In vitro results were consistent with in vivo experiments. When microglial cells were exposed to O2 concentrations of 0.2%, PaO2 in supernatants hovered around 60 mmHg. When exposed to CO2 concentrations of 15%, pH was maintained at 7.20–7.25. There were interaction effects on IL-1β production and activation of NLRP3 inflammasome between 15% CO2 treatment and 0.2% O2 treatment. The protein levels of NLRP3, caspase-1, and IL-1β were significantly increased by 0.2% O2 + 15% CO2 treatment compared with 0.2% O2 treatment by Western blot and double immunofluorescence study. However, the production of IL-1β was markedly reduced after treatment with 10 μM Z-YVAD-FMK, a caspase-1 inhibitor. These results suggest that high concentrations of CO2 can exert an effect in increasing IL-1β production via activating the NLRP3 inflammasome in hypoxia-activated microglia.
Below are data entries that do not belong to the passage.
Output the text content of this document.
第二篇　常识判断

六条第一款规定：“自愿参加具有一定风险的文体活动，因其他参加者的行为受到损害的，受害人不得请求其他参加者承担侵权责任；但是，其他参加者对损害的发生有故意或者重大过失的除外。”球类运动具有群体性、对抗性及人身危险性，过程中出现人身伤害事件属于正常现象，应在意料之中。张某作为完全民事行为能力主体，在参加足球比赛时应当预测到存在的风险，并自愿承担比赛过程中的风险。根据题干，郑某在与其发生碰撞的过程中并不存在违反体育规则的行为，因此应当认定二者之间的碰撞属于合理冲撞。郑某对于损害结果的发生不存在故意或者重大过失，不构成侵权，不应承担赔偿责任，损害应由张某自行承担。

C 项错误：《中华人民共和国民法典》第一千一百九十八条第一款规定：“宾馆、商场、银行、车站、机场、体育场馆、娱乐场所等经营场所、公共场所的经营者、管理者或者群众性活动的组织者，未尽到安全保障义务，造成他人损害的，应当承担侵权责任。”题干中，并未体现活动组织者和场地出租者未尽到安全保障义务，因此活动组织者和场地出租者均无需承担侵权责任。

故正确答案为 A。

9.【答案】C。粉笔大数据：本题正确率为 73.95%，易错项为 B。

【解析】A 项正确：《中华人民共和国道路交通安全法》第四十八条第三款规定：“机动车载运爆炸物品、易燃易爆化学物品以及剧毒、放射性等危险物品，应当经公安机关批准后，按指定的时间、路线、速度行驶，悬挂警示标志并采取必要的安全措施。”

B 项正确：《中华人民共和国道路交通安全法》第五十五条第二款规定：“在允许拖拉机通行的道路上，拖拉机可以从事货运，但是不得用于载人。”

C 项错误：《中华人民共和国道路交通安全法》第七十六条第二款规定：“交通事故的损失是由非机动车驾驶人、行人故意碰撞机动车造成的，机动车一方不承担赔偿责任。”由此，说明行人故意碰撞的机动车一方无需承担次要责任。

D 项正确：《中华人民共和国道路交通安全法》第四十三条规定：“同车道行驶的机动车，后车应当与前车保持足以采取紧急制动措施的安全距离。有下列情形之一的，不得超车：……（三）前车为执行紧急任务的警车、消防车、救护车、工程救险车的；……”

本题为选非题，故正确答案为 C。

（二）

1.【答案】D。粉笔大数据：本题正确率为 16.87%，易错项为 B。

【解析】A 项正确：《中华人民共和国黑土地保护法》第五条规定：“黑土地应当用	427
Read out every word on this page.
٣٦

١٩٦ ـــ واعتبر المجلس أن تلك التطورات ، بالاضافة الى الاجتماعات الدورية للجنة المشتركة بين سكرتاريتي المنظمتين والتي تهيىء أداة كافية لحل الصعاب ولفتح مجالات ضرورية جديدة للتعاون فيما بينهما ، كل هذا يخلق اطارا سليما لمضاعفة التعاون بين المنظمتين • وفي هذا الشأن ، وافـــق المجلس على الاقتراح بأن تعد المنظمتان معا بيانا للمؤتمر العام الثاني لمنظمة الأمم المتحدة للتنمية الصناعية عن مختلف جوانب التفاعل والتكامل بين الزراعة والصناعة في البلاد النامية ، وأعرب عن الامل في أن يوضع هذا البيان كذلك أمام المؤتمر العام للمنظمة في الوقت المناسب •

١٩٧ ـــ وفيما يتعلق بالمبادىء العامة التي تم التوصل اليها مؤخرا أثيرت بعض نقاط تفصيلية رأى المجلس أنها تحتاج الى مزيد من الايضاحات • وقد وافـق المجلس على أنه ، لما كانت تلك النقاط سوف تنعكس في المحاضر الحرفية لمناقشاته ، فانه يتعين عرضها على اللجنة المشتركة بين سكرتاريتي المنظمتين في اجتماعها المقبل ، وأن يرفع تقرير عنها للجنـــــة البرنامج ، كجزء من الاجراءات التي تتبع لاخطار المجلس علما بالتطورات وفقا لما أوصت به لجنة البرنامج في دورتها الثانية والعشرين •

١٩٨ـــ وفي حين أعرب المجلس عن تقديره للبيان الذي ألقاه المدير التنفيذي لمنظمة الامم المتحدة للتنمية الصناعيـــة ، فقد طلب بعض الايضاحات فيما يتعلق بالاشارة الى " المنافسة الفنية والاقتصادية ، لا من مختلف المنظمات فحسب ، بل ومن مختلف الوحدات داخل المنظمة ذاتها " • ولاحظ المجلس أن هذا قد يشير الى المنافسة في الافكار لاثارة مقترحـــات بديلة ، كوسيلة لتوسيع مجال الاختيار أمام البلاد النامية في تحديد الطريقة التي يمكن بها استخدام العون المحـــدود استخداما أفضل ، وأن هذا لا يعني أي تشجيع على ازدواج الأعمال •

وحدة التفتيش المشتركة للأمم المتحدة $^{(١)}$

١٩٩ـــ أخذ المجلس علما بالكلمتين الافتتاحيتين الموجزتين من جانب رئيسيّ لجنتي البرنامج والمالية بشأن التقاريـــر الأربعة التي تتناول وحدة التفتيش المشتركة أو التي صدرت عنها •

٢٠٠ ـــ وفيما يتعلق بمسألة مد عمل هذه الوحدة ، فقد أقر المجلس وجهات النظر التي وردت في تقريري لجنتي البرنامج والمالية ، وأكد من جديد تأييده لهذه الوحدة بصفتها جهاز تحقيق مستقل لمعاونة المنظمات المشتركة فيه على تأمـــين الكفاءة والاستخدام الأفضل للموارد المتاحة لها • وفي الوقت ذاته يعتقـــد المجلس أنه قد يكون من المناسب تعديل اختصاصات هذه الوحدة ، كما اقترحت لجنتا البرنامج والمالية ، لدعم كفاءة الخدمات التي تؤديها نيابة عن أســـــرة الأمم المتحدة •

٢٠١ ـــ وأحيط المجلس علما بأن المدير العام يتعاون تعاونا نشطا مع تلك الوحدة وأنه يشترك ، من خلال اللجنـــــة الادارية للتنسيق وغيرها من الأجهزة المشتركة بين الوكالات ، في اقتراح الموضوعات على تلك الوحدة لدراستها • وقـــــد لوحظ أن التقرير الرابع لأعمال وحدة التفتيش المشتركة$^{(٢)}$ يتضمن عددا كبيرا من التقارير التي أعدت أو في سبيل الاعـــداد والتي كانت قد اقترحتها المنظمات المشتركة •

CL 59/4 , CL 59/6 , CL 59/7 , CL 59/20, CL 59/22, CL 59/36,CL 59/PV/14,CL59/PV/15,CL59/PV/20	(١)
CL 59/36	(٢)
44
To determine if high concentration of CO
2 played any role in apoptosis of neurons via hypoxia-activated microglia. Microglia-conditioned medium was used to treat cultured neurons. The expression levels of Bcl-2, Bax, and caspase-3 of neurons were examined by Western blot analysis. There was an interaction effect on apoptosis of primary neurons between high CM + HC treatment and CM + hypoxia treatment. There was an apparent upregulation of Bax and caspase-3, but a downregulation of Bcl-2 in the neurons treated with CM + hypoxia + HC compared with those treated with CM + hypoxia. However, when BV-2 conditioned medium was pretreated with Z-YVAD-FMK (a caspase-1 inhibitor), the production of caspase-3 was markedly reduced. This indicated that inhibition or suppression of NLRP3 inflammasome activation and release of IL-1β might ameliorate apoptosis of neurons. It has been reported that IL-1β can promote apoptosis and contribute to caspase-3 activation [
31‐
34]. In light of present finding, it is suggested that the cascade of IL-1β secretion induced by high concentration of CO
2 in microglia may be a risk factor for apoptosis of neurons.
In conclusion, this study has demonstrated for the first time that hypercapnia, besides hypoxia, functions as a modulator of inflammation of the CNS. The present results indicate that hypercapnia-induced IL-1β overproduction by hypoxia-activated microglia can exacerbate neuroinflammation as evident by the increase in neuronal death in the hippocampus. It is conceivable that this would ultimately lead or contribute to the pathogenesis of cognitive impairments. In this regard, hypercapnia induces the secretion of IL-1β via increased activation of caspase-1 specifically in hypoxia-activated microglia. Supporting this argument is the fact that production of IL-1β is attenuated by inhibiting caspase-1 activation. Thus, the cascade of hypercapnia-induced IL-1β secretion in microglia may be a potential target for treating cognitive dysfunction.